?The Growth Rate in Chinese Emissions Has Been Incredible?
13 Jul, 2007 04:46 pm
Gregg Marland is an expert scientist on climate change, and he discusses the the findings by the Neatherlands Environmental Assessment Agency that show China has overtaken the United States in CO2 emissions.
Has this increase occurred sooner than expected?
Actually the numbers that came out of the Netherlands suggest that the Chinese emissions exceeded the US in 2006. According to my own calculations it’s a toss up. There is always uncertainty in those kinds of numbers. I would say that the US was higher than China in 2006, but the crossover will most certainly occur in 2007. The growth rate in the Chinese emissions has been incredible. I don’t think that anyone five years ago would have envisioned the crossover occurring this soon or even three years ago.
How are emissions tracked at the present time, and how accurate are these measurements?
Basically one takes the national consumption of fossil fuels – coal, oil, and natural gas- and you estimate the amount of carbon that is in each of these fuels, and as the fuel is burned the carbon is released as carbon dioxide.
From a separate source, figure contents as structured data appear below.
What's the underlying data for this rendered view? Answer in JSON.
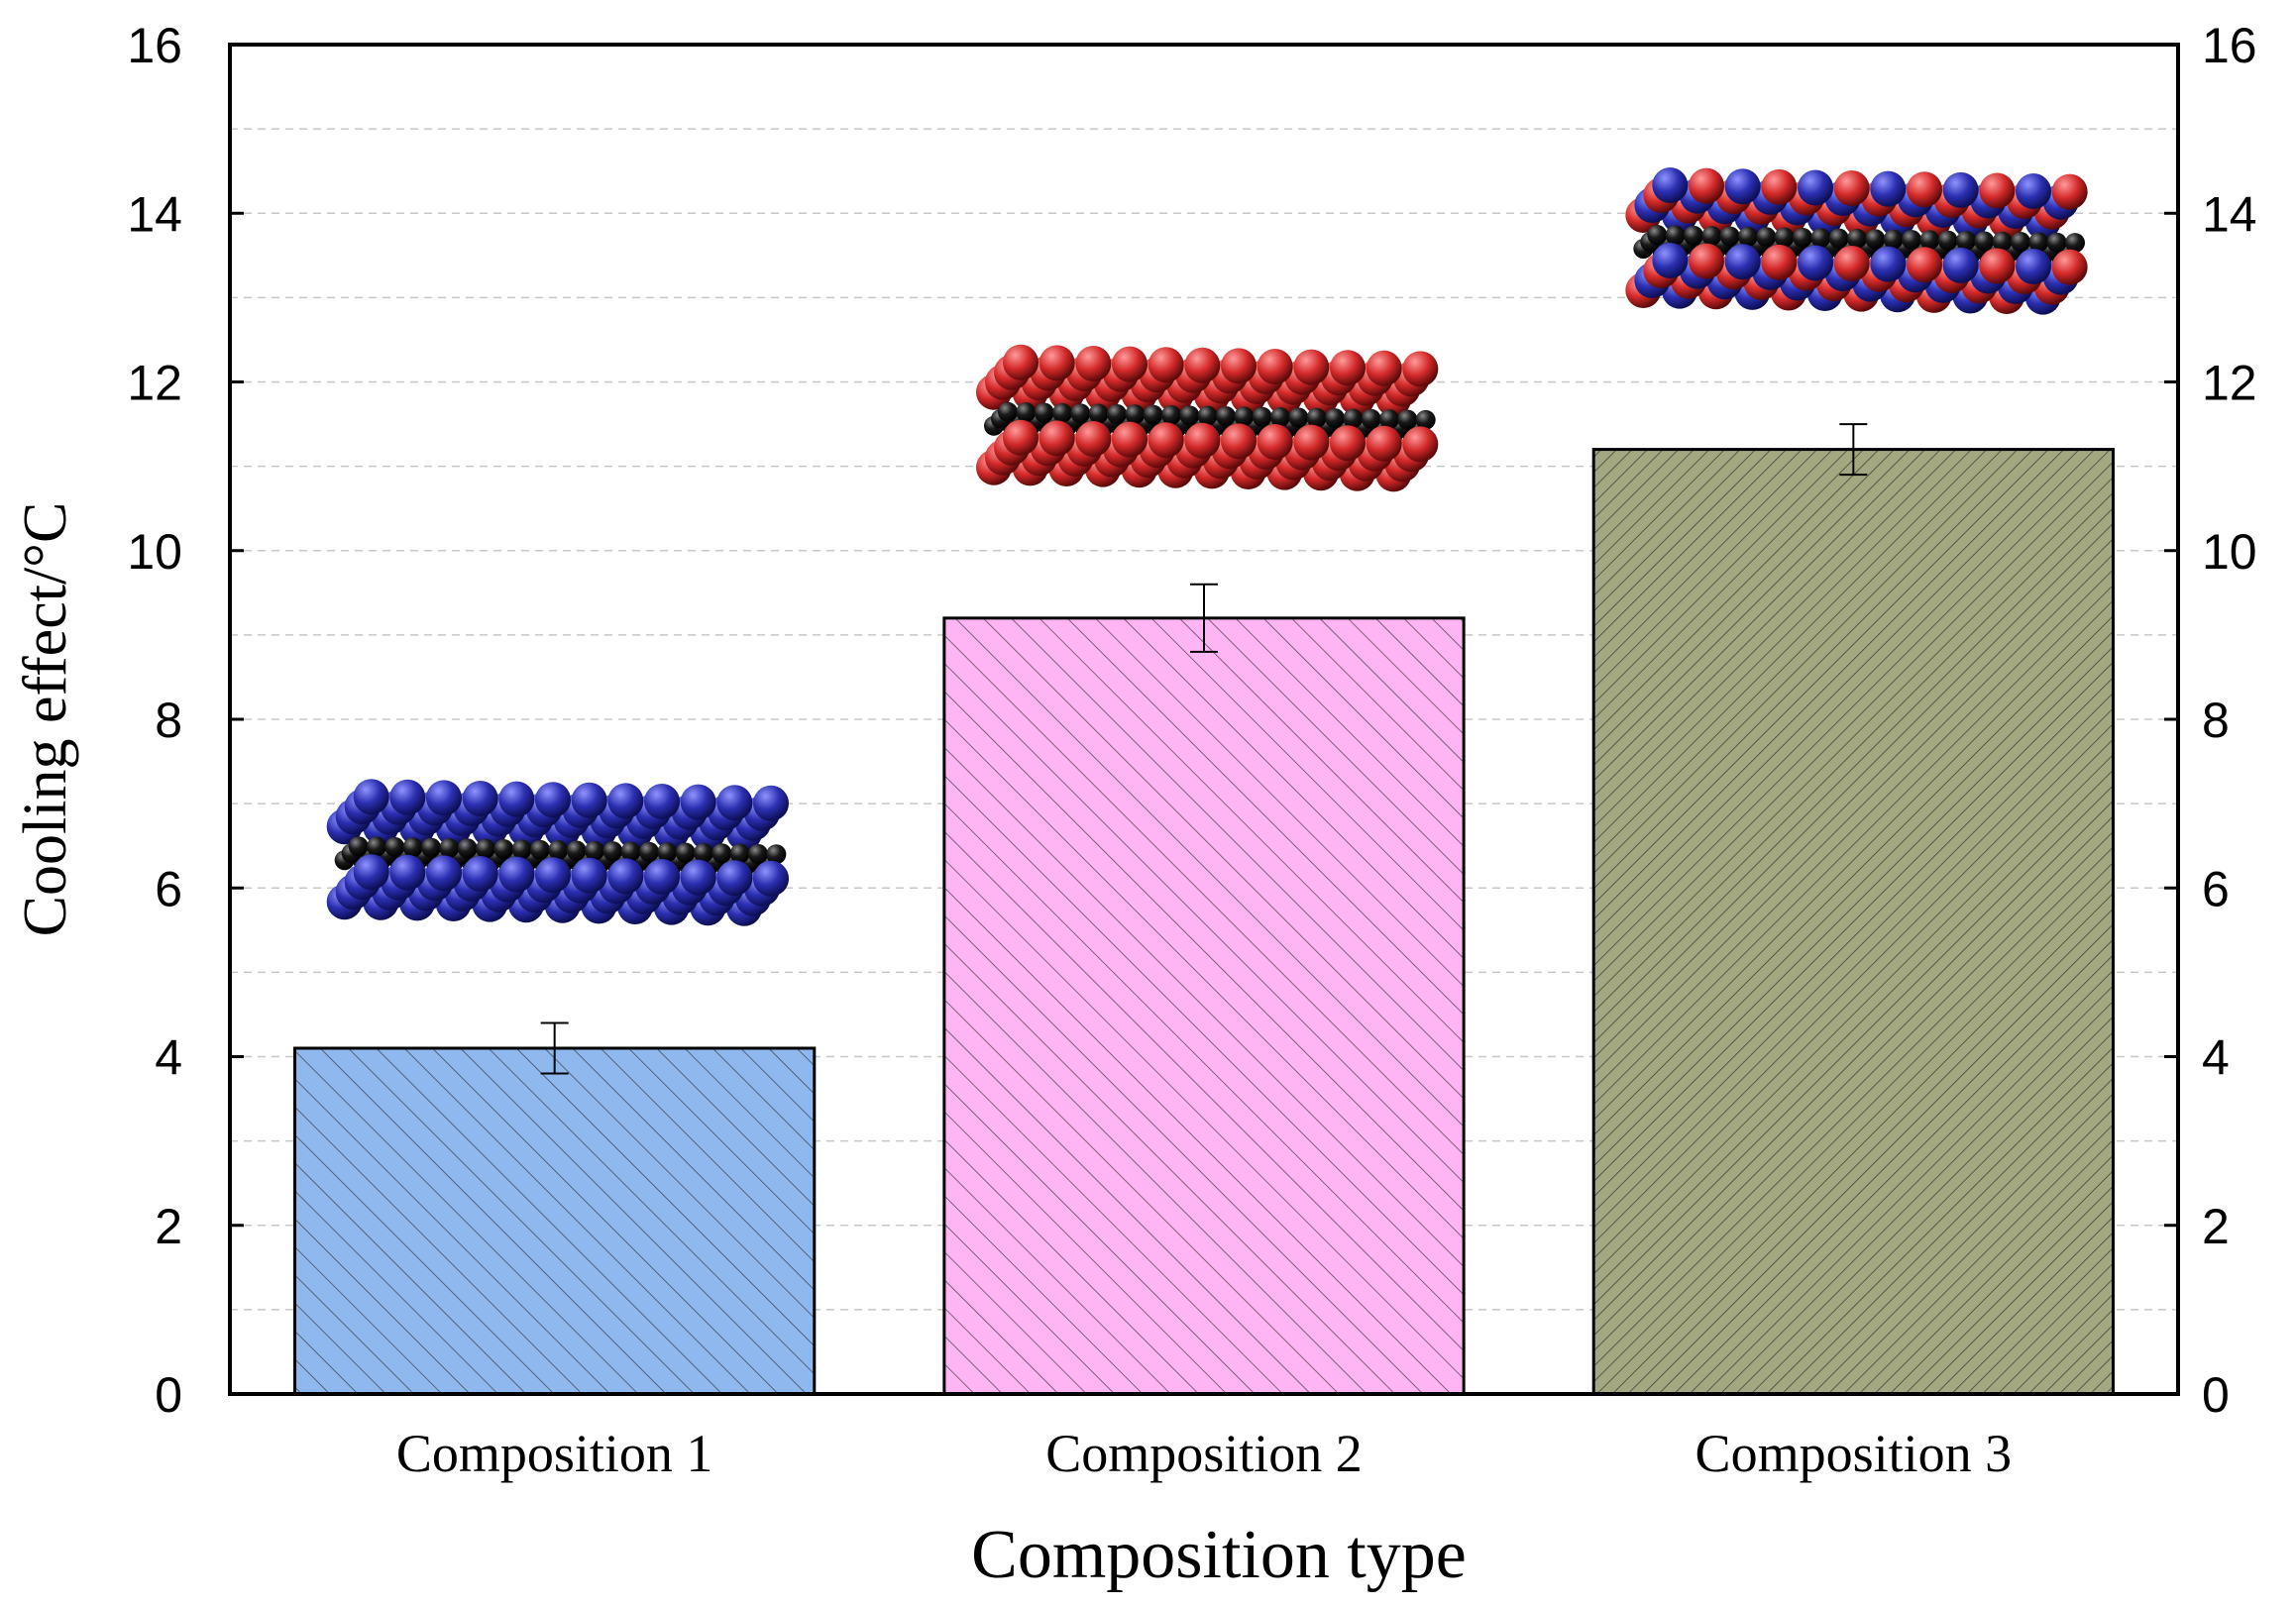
{
  "chart_data": {
    "type": "bar",
    "title": "",
    "xlabel": "Composition type",
    "ylabel": "Cooling effect/°C",
    "categories": [
      "Composition 1",
      "Composition 2",
      "Composition 3"
    ],
    "values": [
      4.1,
      9.2,
      11.2
    ],
    "errors": [
      0.3,
      0.4,
      0.3
    ],
    "ylim": [
      0,
      16
    ],
    "yticks": [
      0,
      2,
      4,
      6,
      8,
      10,
      12,
      14,
      16
    ],
    "y2ticks": [
      0,
      2,
      4,
      6,
      8,
      10,
      12,
      14,
      16
    ],
    "grid": "horizontal dashed, every 1 unit",
    "bar_colors": [
      "#8fb8ef",
      "#ffb4f4",
      "#a4a880"
    ],
    "structure_colors": {
      "Composition 1": [
        "#2b2fb0",
        "#2b2fb0"
      ],
      "Composition 2": [
        "#d42a2a",
        "#d42a2a"
      ],
      "Composition 3": [
        "#d42a2a",
        "#2b2fb0"
      ]
    },
    "core_color": "#1a1a1a"
  }
}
Ultimately you rely on statistics on energy use, and it is quite straightforward because carbon dioxide is released when you burn fossil fuels.
The problem is measuring how much energy is used. In the United States, for example, the statistics are probably pretty good, by about plus or minus 5 or 6%. In China the statistics are not nearly as strong, and the margin of error is quite a bit larger. The uncertainty could be 20% or so according to the Chinese statistics. I don't know if we care about which is larger -they are both very large numbers- but there is uncertainty if you want to argue about which is larger.
Interview by: Christopher Le Coq
Gregg Marland is a researcher in the Carbon-Climate Simulation Science Group at the Oak Ridge National Laboratory in Tennessee in the United States and a senior research scholar at the International Institute for Applied Systems Analysis in Laxenburg, Austria.